Among the options being considered, the most drastic would involve forcing Google to divest key parts of its business. Bloomberg’s sources indicate that the Android operating system and the Chrome web browser are the most likely candidates for divestment. These two products are central to Google’s dominance in the tech ecosystem, with Android powering approximately 2.5 billion devices worldwide.

Ads business also under radar

Officials are also exploring the possibility of requiring Google to sell off AdWords, the platform used for selling text advertising. AdWords, which was rebranded as Google Ads in 2018, is a crucial revenue source for the company, generating about two-thirds of Google’s total revenue – amounting to more than $100 billion in 2020, according to testimony from last year’s trial.

Or Google could be mandated to share more data with competitors

Less severe options under consideration, as reported by Bloomberg, include mandates that Google share more data with competitors.
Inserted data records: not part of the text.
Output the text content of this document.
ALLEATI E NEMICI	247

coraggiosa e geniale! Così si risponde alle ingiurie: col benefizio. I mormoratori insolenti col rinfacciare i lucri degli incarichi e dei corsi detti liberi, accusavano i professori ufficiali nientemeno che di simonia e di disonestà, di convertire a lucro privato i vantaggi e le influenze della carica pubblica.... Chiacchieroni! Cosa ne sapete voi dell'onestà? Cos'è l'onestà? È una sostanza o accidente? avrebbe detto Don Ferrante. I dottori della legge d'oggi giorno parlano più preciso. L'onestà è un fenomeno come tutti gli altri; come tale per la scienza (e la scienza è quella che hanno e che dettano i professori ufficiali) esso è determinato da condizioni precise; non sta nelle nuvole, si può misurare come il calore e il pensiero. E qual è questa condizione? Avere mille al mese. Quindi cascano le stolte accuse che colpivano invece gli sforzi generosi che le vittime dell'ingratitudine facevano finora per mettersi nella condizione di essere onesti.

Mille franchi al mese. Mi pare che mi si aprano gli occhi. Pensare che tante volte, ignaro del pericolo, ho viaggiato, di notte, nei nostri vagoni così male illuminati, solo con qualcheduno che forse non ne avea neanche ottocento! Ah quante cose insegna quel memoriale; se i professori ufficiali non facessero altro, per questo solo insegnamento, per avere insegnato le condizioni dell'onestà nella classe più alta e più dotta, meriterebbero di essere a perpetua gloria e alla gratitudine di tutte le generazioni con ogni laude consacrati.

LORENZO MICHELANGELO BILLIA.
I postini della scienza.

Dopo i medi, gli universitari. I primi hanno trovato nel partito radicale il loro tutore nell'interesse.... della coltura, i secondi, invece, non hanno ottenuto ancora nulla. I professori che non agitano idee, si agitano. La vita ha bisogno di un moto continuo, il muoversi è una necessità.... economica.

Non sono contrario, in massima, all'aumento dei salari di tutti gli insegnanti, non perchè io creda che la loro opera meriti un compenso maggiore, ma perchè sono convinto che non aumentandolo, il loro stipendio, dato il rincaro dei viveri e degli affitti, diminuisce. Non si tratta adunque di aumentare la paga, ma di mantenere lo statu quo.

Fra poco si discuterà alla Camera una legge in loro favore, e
This could potentially involve Google to make some of its data available to rival search engines like Microsoft’s Bing or DuckDuckGo, similar to requirements recently imposed by Europe’s digital gatekeeper rules.
The DOJ is also likely to seek a ban on the type of exclusive contracts that were central to its case against Google. These contracts, which involve billions of dollars in payments to companies like Apple and Samsung, ensure Google’s search engine is the default on various devices and web browsers. According to Bloomberg, Google paid as much as $26 billion to companies for such arrangements, with $20 billion of that going to Apple Inc.
Another area of ​​concern for the DOJ, as reported by Bloomberg, is Google’s potential advantage in developing artificial intelligence technology due to its search dominance. As part of a potential remedy, the government might seek to prevent Google from forcing websites to allow their content to be used for some of Google’s AI products in order to appear in search results.
If the DOJ pursues a breakup, it would mark the most significant antitrust action against a US company since the dismantling of AT&T in the 1980s. The move would need to be approved by Judge Mehta, who would then direct Google to comply.
Bloomberg reports that DOJ attorneys have been consulting with companies affected by Google’s practices to gather input on potential remedies.
Google, for its part, has announced its intention to appeal Judge Mehta’s ruling. The company maintains that its success is due to providing a superior product that users choose for its quality. Kent Walker, Google’s president of global affairs, stated that the decision “recognizes that Google offers the best search engine, but concludes that we shouldn’t be allowed to make it easily available.”